Бол удивленно взглянул на Фабрициуса, который появился в мастерской Рембрандта в качестве ученика совсем недавно. Умный, спокойный, упорный в работе, Карел Фабрициус из Делфта сказал, что, насколько он разбирается в человеческой натуре, это нечто благородное. То есть порыв душевный, который обращен ко благу человеческому. А может, даже ко всему живому.
– К живому вообще? – Рембрандт задумался.
– Если понимать расширительно, ваша милость.
– Слышишь, Бол? А что думаешь ты? Что есть милосердие?
– Меня сызмальства учили, что милосердие – это когда нищему дают милостыню.
– Чепуха! Несусветная чепуха, Бол! А если человеку надо подать руку, когда у него муторно на душе? Когда он нуждается не в куске хлеба, не во флорине, а в чем-то большем? Я вечером читал притчу о блудном сыне. Вы ее знаете?
– Слышал, – сказал Бол. А Фабрициус кивнул.
– Так вот, читал я эту притчу. А на рассвете меня словно растолкал кто-то и сказал в полный голос: «Посмотри на бедного отца! Это и есть милосердие к блудному сыну».
– Пожалуй, – согласился Фабрициус. – Это милосердие в высоком смысле?
– Именно, Фабрициус! Ты не ошибся. Мы стали слишком злобными, жизнь сделала нас слишком черствыми, она как бы отсекла от нас нечто очень важное, где зарождается и живет в нашей душе милосердие.
Ученики не могли не обратить внимания на то, что их учитель явно возбужден. Может, нечаянная радость? А то в последнее время он, казалось, чуточку зашатался, как тот дуб, в который ударила молния несколько раз кряду.
– Да, – продолжал громко Рембрандт, словно обращался к толпе, – мы огрубели душой. Мне скажут: нас слишком долго держали под солдатским башмаком, слишком долго эти гранды-спаньярды терзали наши души почем зря. Мне скажут: нас вешали, нас жгли, нас гноили по темницам. – Рембрандт подошел вплотную к молодым людям. – И это будет правда. Все так и было! Да!
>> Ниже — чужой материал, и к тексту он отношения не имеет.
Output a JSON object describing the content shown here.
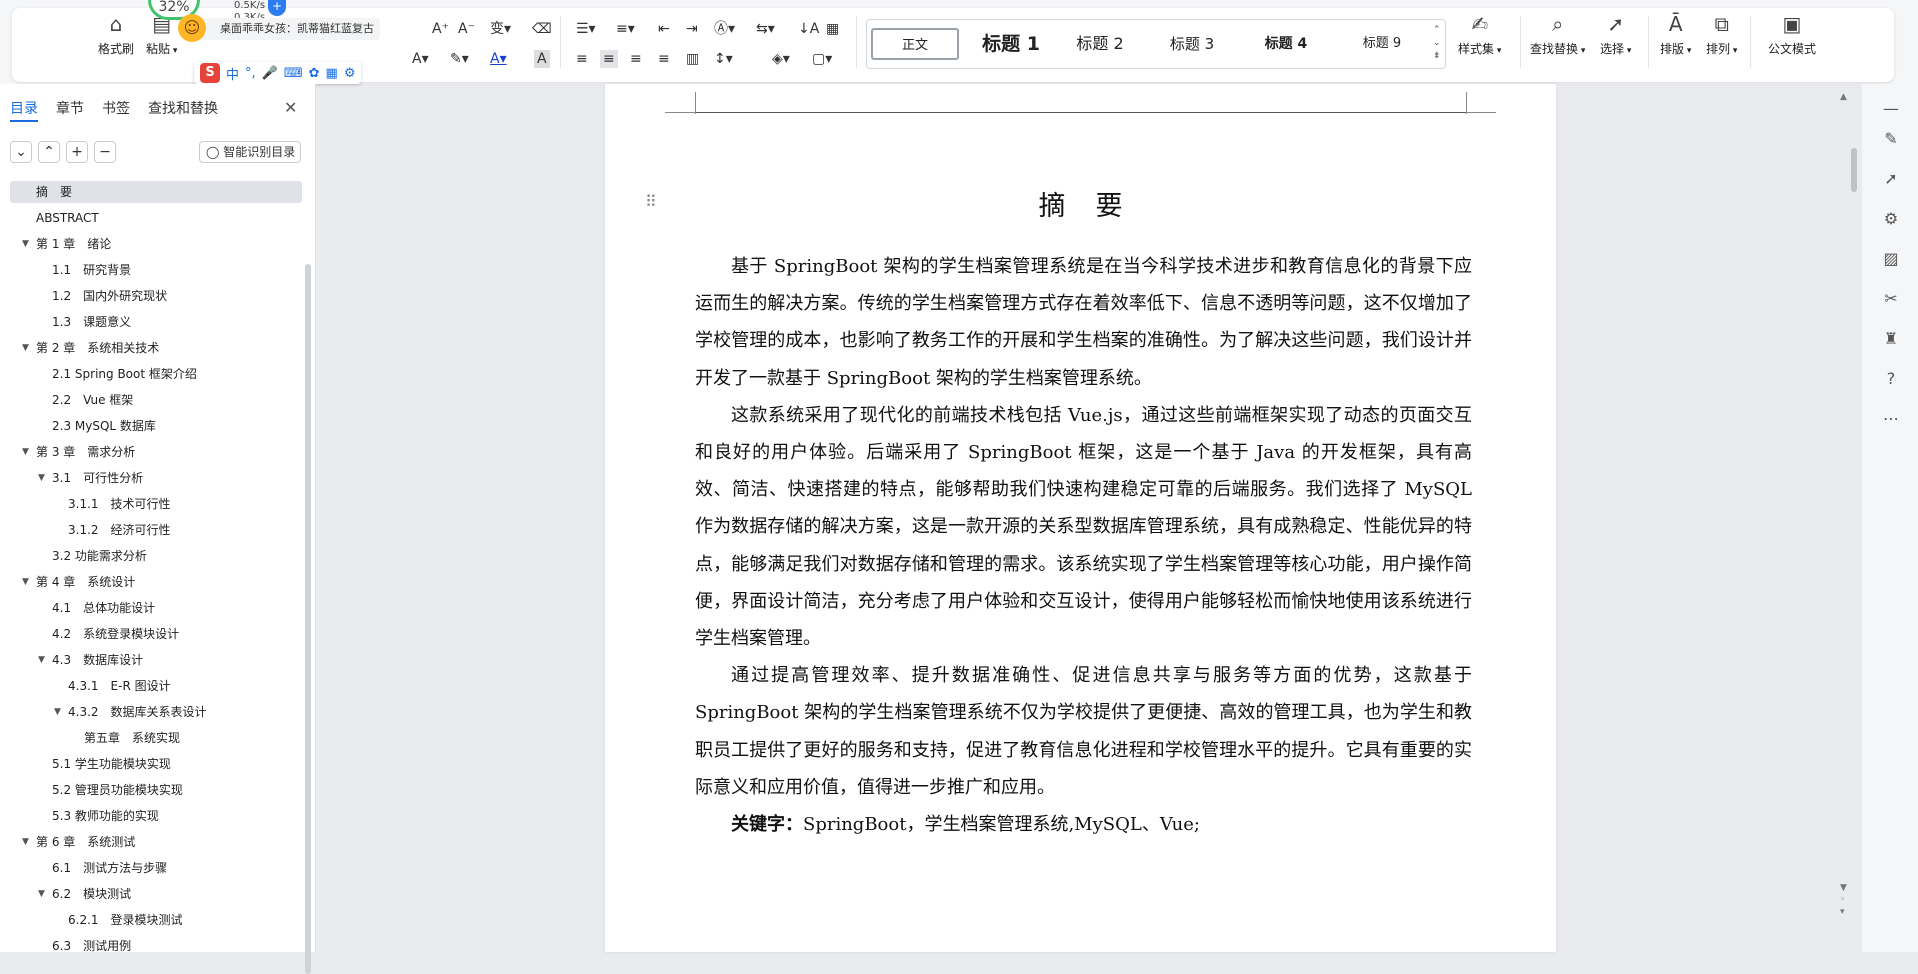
{
  "overlay": {
    "cpu_percent": "32%",
    "net_up": "0.5K/s",
    "net_down": "0.3K/s",
    "media_text": "桌面乖乖女孩：凯蒂猫红蓝复古",
    "ime_logo": "S",
    "ime_mode": "中",
    "ime_punct": "°,"
  },
  "ribbon": {
    "format_brush": "格式刷",
    "paste": "粘贴",
    "style_set": "样式集",
    "find_replace": "查找替换",
    "select": "选择",
    "layout": "排版",
    "arrange": "排列",
    "official_mode": "公文模式",
    "styles": [
      {
        "label": "正文"
      },
      {
        "label": "标题 1"
      },
      {
        "label": "标题 2"
      },
      {
        "label": "标题 3"
      },
      {
        "label": "标题 4"
      },
      {
        "label": "标题 9"
      }
    ]
  },
  "panel": {
    "tabs": [
      "目录",
      "章节",
      "书签",
      "查找和替换"
    ],
    "smart_toc": "智能识别目录",
    "toc": [
      {
        "text": "摘　要",
        "indent": 0,
        "arrow": false,
        "selected": true
      },
      {
        "text": "ABSTRACT",
        "indent": 0,
        "arrow": false
      },
      {
        "text": "第 1 章　绪论",
        "indent": 0,
        "arrow": true
      },
      {
        "text": "1.1　研究背景",
        "indent": 1,
        "arrow": false
      },
      {
        "text": "1.2　国内外研究现状",
        "indent": 1,
        "arrow": false
      },
      {
        "text": "1.3　课题意义",
        "indent": 1,
        "arrow": false
      },
      {
        "text": "第 2 章　系统相关技术",
        "indent": 0,
        "arrow": true
      },
      {
        "text": "2.1 Spring Boot 框架介绍",
        "indent": 1,
        "arrow": false
      },
      {
        "text": "2.2　Vue 框架",
        "indent": 1,
        "arrow": false
      },
      {
        "text": "2.3 MySQL 数据库",
        "indent": 1,
        "arrow": false
      },
      {
        "text": "第 3 章　需求分析",
        "indent": 0,
        "arrow": true
      },
      {
        "text": "3.1　可行性分析",
        "indent": 1,
        "arrow": true
      },
      {
        "text": "3.1.1　技术可行性",
        "indent": 2,
        "arrow": false
      },
      {
        "text": "3.1.2　经济可行性",
        "indent": 2,
        "arrow": false
      },
      {
        "text": "3.2 功能需求分析",
        "indent": 1,
        "arrow": false
      },
      {
        "text": "第 4 章　系统设计",
        "indent": 0,
        "arrow": true
      },
      {
        "text": "4.1　总体功能设计",
        "indent": 1,
        "arrow": false
      },
      {
        "text": "4.2　系统登录模块设计",
        "indent": 1,
        "arrow": false
      },
      {
        "text": "4.3　数据库设计",
        "indent": 1,
        "arrow": true
      },
      {
        "text": "4.3.1　E-R 图设计",
        "indent": 2,
        "arrow": false
      },
      {
        "text": "4.3.2　数据库关系表设计",
        "indent": 2,
        "arrow": true
      },
      {
        "text": "第五章　系统实现",
        "indent": 3,
        "arrow": false
      },
      {
        "text": "5.1 学生功能模块实现",
        "indent": 1,
        "arrow": false
      },
      {
        "text": "5.2 管理员功能模块实现",
        "indent": 1,
        "arrow": false
      },
      {
        "text": "5.3 教师功能的实现",
        "indent": 1,
        "arrow": false
      },
      {
        "text": "第 6 章　系统测试",
        "indent": 0,
        "arrow": true
      },
      {
        "text": "6.1　测试方法与步骤",
        "indent": 1,
        "arrow": false
      },
      {
        "text": "6.2　模块测试",
        "indent": 1,
        "arrow": true
      },
      {
        "text": "6.2.1　登录模块测试",
        "indent": 2,
        "arrow": false
      },
      {
        "text": "6.3　测试用例",
        "indent": 1,
        "arrow": false
      }
    ]
  },
  "document": {
    "title": "摘要",
    "paragraphs": [
      "基于 SpringBoot 架构的学生档案管理系统是在当今科学技术进步和教育信息化的背景下应运而生的解决方案。传统的学生档案管理方式存在着效率低下、信息不透明等问题，这不仅增加了学校管理的成本，也影响了教务工作的开展和学生档案的准确性。为了解决这些问题，我们设计并开发了一款基于 SpringBoot 架构的学生档案管理系统。",
      "这款系统采用了现代化的前端技术栈包括 Vue.js，通过这些前端框架实现了动态的页面交互和良好的用户体验。后端采用了 SpringBoot 框架，这是一个基于 Java 的开发框架，具有高效、简洁、快速搭建的特点，能够帮助我们快速构建稳定可靠的后端服务。我们选择了 MySQL 作为数据存储的解决方案，这是一款开源的关系型数据库管理系统，具有成熟稳定、性能优异的特点，能够满足我们对数据存储和管理的需求。该系统实现了学生档案管理等核心功能，用户操作简便，界面设计简洁，充分考虑了用户体验和交互设计，使得用户能够轻松而愉快地使用该系统进行学生档案管理。",
      "通过提高管理效率、提升数据准确性、促进信息共享与服务等方面的优势，这款基于 SpringBoot 架构的学生档案管理系统不仅为学校提供了更便捷、高效的管理工具，也为学生和教职员工提供了更好的服务和支持，促进了教育信息化进程和学校管理水平的提升。它具有重要的实际意义和应用价值，值得进一步推广和应用。"
    ],
    "keywords_label": "关键字：",
    "keywords": "SpringBoot，学生档案管理系统,MySQL、Vue;"
  }
}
Он прошел в угол, разыскал среди рисунков свой недавний набросок: Иисус Христос на кресте, окруженный кольцом солдат и толпой настоящих голландцев.
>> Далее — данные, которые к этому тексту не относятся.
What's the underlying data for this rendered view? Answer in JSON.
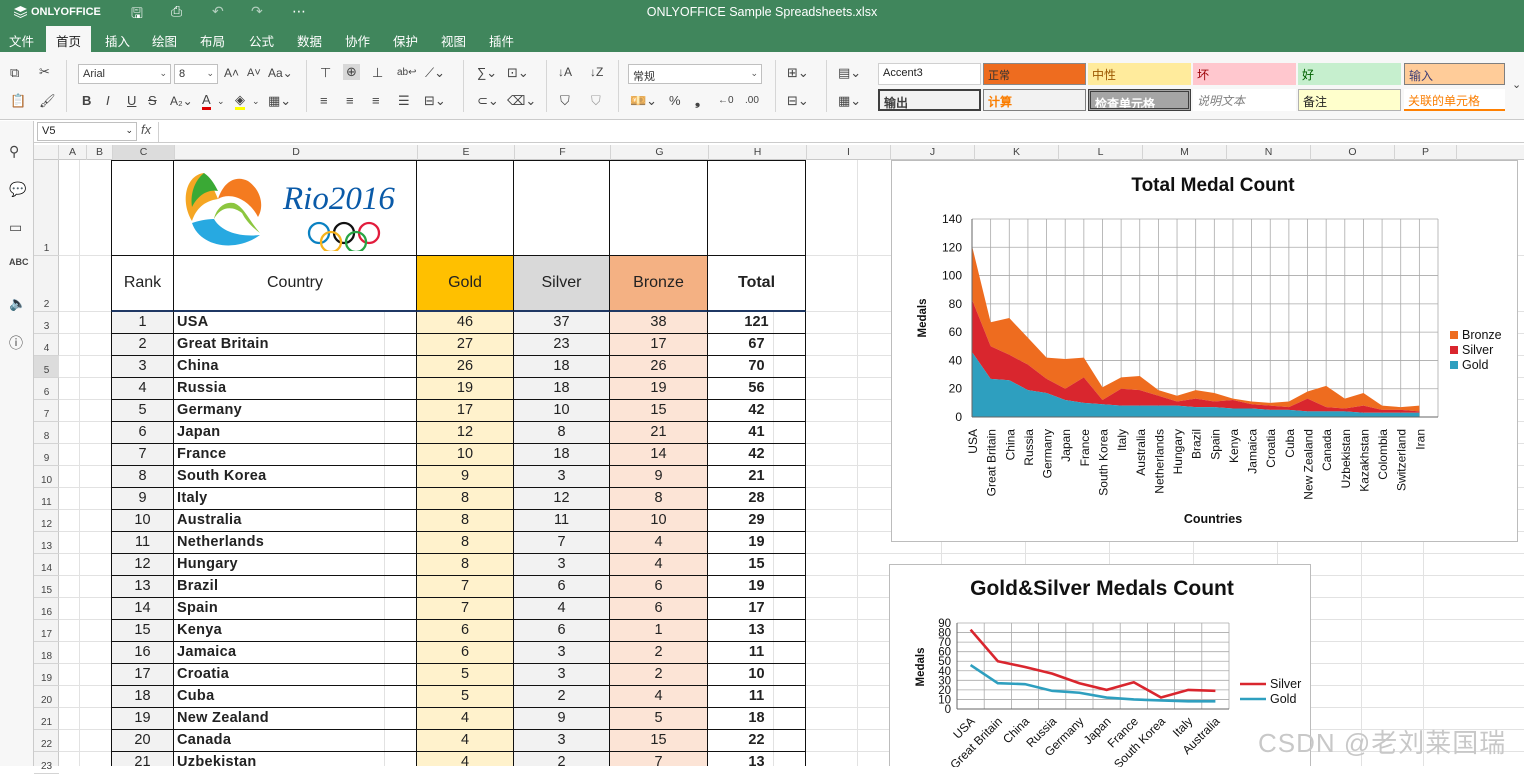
{
  "app": {
    "logo": "ONLYOFFICE",
    "doc_title": "ONLYOFFICE Sample Spreadsheets.xlsx"
  },
  "menu": [
    "文件",
    "首页",
    "插入",
    "绘图",
    "布局",
    "公式",
    "数据",
    "协作",
    "保护",
    "视图",
    "插件"
  ],
  "toolbar": {
    "font_name": "Arial",
    "font_size": "8",
    "number_format": "常规",
    "styles_row1": [
      "Accent3",
      "正常",
      "中性",
      "坏",
      "好",
      "输入"
    ],
    "styles_row2": [
      "输出",
      "计算",
      "检查单元格",
      "说明文本",
      "备注",
      "关联的单元格"
    ]
  },
  "formula_bar": {
    "cell_ref": "V5",
    "fx": "fx",
    "value": ""
  },
  "columns": [
    "A",
    "B",
    "C",
    "D",
    "E",
    "F",
    "G",
    "H",
    "I",
    "J",
    "K",
    "L",
    "M",
    "N",
    "O",
    "P"
  ],
  "rows": [
    "1",
    "2",
    "3",
    "4",
    "5",
    "6",
    "7",
    "8",
    "9",
    "10",
    "11",
    "12",
    "13",
    "14",
    "15",
    "16",
    "17",
    "18",
    "19",
    "20",
    "21",
    "22",
    "23"
  ],
  "selected_row": "5",
  "table": {
    "headers": {
      "rank": "Rank",
      "country": "Country",
      "gold": "Gold",
      "silver": "Silver",
      "bronze": "Bronze",
      "total": "Total"
    },
    "logo_text": "Rio2016",
    "rows": [
      [
        "1",
        "USA",
        "46",
        "37",
        "38",
        "121"
      ],
      [
        "2",
        "Great Britain",
        "27",
        "23",
        "17",
        "67"
      ],
      [
        "3",
        "China",
        "26",
        "18",
        "26",
        "70"
      ],
      [
        "4",
        "Russia",
        "19",
        "18",
        "19",
        "56"
      ],
      [
        "5",
        "Germany",
        "17",
        "10",
        "15",
        "42"
      ],
      [
        "6",
        "Japan",
        "12",
        "8",
        "21",
        "41"
      ],
      [
        "7",
        "France",
        "10",
        "18",
        "14",
        "42"
      ],
      [
        "8",
        "South Korea",
        "9",
        "3",
        "9",
        "21"
      ],
      [
        "9",
        "Italy",
        "8",
        "12",
        "8",
        "28"
      ],
      [
        "10",
        "Australia",
        "8",
        "11",
        "10",
        "29"
      ],
      [
        "11",
        "Netherlands",
        "8",
        "7",
        "4",
        "19"
      ],
      [
        "12",
        "Hungary",
        "8",
        "3",
        "4",
        "15"
      ],
      [
        "13",
        "Brazil",
        "7",
        "6",
        "6",
        "19"
      ],
      [
        "14",
        "Spain",
        "7",
        "4",
        "6",
        "17"
      ],
      [
        "15",
        "Kenya",
        "6",
        "6",
        "1",
        "13"
      ],
      [
        "16",
        "Jamaica",
        "6",
        "3",
        "2",
        "11"
      ],
      [
        "17",
        "Croatia",
        "5",
        "3",
        "2",
        "10"
      ],
      [
        "18",
        "Cuba",
        "5",
        "2",
        "4",
        "11"
      ],
      [
        "19",
        "New Zealand",
        "4",
        "9",
        "5",
        "18"
      ],
      [
        "20",
        "Canada",
        "4",
        "3",
        "15",
        "22"
      ],
      [
        "21",
        "Uzbekistan",
        "4",
        "2",
        "7",
        "13"
      ]
    ]
  },
  "colors": {
    "brand": "#40865c",
    "gold": "#ffc000",
    "silver": "#d9d9d9",
    "bronze": "#f4b183",
    "gold_series": "#2e9fbf",
    "silver_series": "#d9262e",
    "bronze_series": "#ee6c1f"
  },
  "chart_data": [
    {
      "type": "area",
      "stacked": true,
      "title": "Total Medal Count",
      "xlabel": "Countries",
      "ylabel": "Medals",
      "ylim": [
        0,
        140
      ],
      "yticks": [
        "0",
        "20",
        "40",
        "60",
        "80",
        "100",
        "120",
        "140"
      ],
      "grid": true,
      "legend": "right",
      "categories": [
        "USA",
        "Great Britain",
        "China",
        "Russia",
        "Germany",
        "Japan",
        "France",
        "South Korea",
        "Italy",
        "Australia",
        "Netherlands",
        "Hungary",
        "Brazil",
        "Spain",
        "Kenya",
        "Jamaica",
        "Croatia",
        "Cuba",
        "New Zealand",
        "Canada",
        "Uzbekistan",
        "Kazakhstan",
        "Colombia",
        "Switzerland",
        "Iran"
      ],
      "series": [
        {
          "name": "Gold",
          "color": "#2e9fbf",
          "values": [
            46,
            27,
            26,
            19,
            17,
            12,
            10,
            9,
            8,
            8,
            8,
            8,
            7,
            7,
            6,
            6,
            5,
            5,
            4,
            4,
            4,
            3,
            3,
            3,
            3
          ]
        },
        {
          "name": "Silver",
          "color": "#d9262e",
          "values": [
            37,
            23,
            18,
            18,
            10,
            8,
            18,
            3,
            12,
            11,
            7,
            3,
            6,
            4,
            6,
            3,
            3,
            2,
            9,
            3,
            2,
            5,
            2,
            2,
            1
          ]
        },
        {
          "name": "Bronze",
          "color": "#ee6c1f",
          "values": [
            38,
            17,
            26,
            19,
            15,
            21,
            14,
            9,
            8,
            10,
            4,
            4,
            6,
            6,
            1,
            2,
            2,
            4,
            5,
            15,
            7,
            9,
            3,
            2,
            4
          ]
        }
      ]
    },
    {
      "type": "line",
      "title": "Gold&Silver Medals Count",
      "xlabel": "",
      "ylabel": "Medals",
      "ylim": [
        0,
        90
      ],
      "yticks": [
        "0",
        "10",
        "20",
        "30",
        "40",
        "50",
        "60",
        "70",
        "80",
        "90"
      ],
      "grid": true,
      "legend": "right",
      "categories": [
        "USA",
        "Great Britain",
        "China",
        "Russia",
        "Germany",
        "Japan",
        "France",
        "South Korea",
        "Italy",
        "Australia"
      ],
      "series": [
        {
          "name": "Silver",
          "color": "#d9262e",
          "values": [
            83,
            50,
            44,
            37,
            27,
            20,
            28,
            12,
            20,
            19
          ]
        },
        {
          "name": "Gold",
          "color": "#2e9fbf",
          "values": [
            46,
            27,
            26,
            19,
            17,
            12,
            10,
            9,
            8,
            8
          ]
        }
      ]
    }
  ],
  "watermark": "CSDN @老刘莱国瑞"
}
Бол и Фабрициус видели этот набросок вчера и решили, что учитель задумал новую картину на библейский сюжет.
– Взгляните, – сказал Рембрандт. – Что сделал этот человек? Вот этот, который на кресте? Убивал людей, подобно Адриансу, труп которого препарировал доктор Тюлп? Грабил кого на дорогах? Оскорбил чью-либо мать пли отца?.. А вот оказался на кресте! Где же милосердие, спрашивается? Правда, в то время не было еще ни Эразма, ни Спинозы, ни Гюйгенса… Но были же пророки! И какие еще! Так куда же подевалось милосердие, спрашивается?
Ни Фабрициус, ни Бол не могли объяснить, куда оно подевалось. Вошедший ученик Говарт Флинк тоже не мог ответить на этот вопрос… Он заметил, что мир заметно меняется к худшему…
– К худшему? – Рембрандт поочередно оглядел своих учеников. И решительно отрезал: – Не думаю!
Он объяснил, что мир не стал ни хуже, ни лучше. Остался таким, каким сотворил его бог. Переменилась жизнь, одежда, еда, питье и еще кое-что. А вот душа человеческая – едва ли. Если милосердия не было прежде, то откуда ему взяться сейчас?
– Учитель, – сказал Флинк, – насколько я уразумел, вы беретесь за библейские сюжеты на тему милосердия.
– Возможно. В эти минуты я думаю именно об этом. Я возьмусь за них, не бросая заказов. Нужны деньги, нужно много денег. А знаете, почему? – Рембрандт хитровато согнулся, наподобие комического актера. – Потому, чтобы стать богатым и не зависеть от каждого встречного-поперечного с тугой мошной. Деньги для меня – это свобода. Они мне нужны постольку-поскольку. Вы же видите, что я не чревоугодник, я не вкладываю свои деньги в банк, не отдаю в рост. Я их трачу! Я на них живу! И вам советую делать то же самое, когда у вас будут собственные мастерские и ученики. Это время не за горами… Итак, помогите мне соорудить подрамники и натянуть холст, загрунтовать, а там – дело будет за мною. За работу!
Доктор Тюлп – доктору Бонусу:
– Гляжу я на нашего друга и диву даюсь: судьба бьет по нему изо всех сил дубиной, а он только дрогнет слегка и – снова прочно на ногах. Как столетний дуб. Мне кажется, коллега, что талант еще и в том, чтобы противостоять судьбе, когда она поворачивается к нам спиной.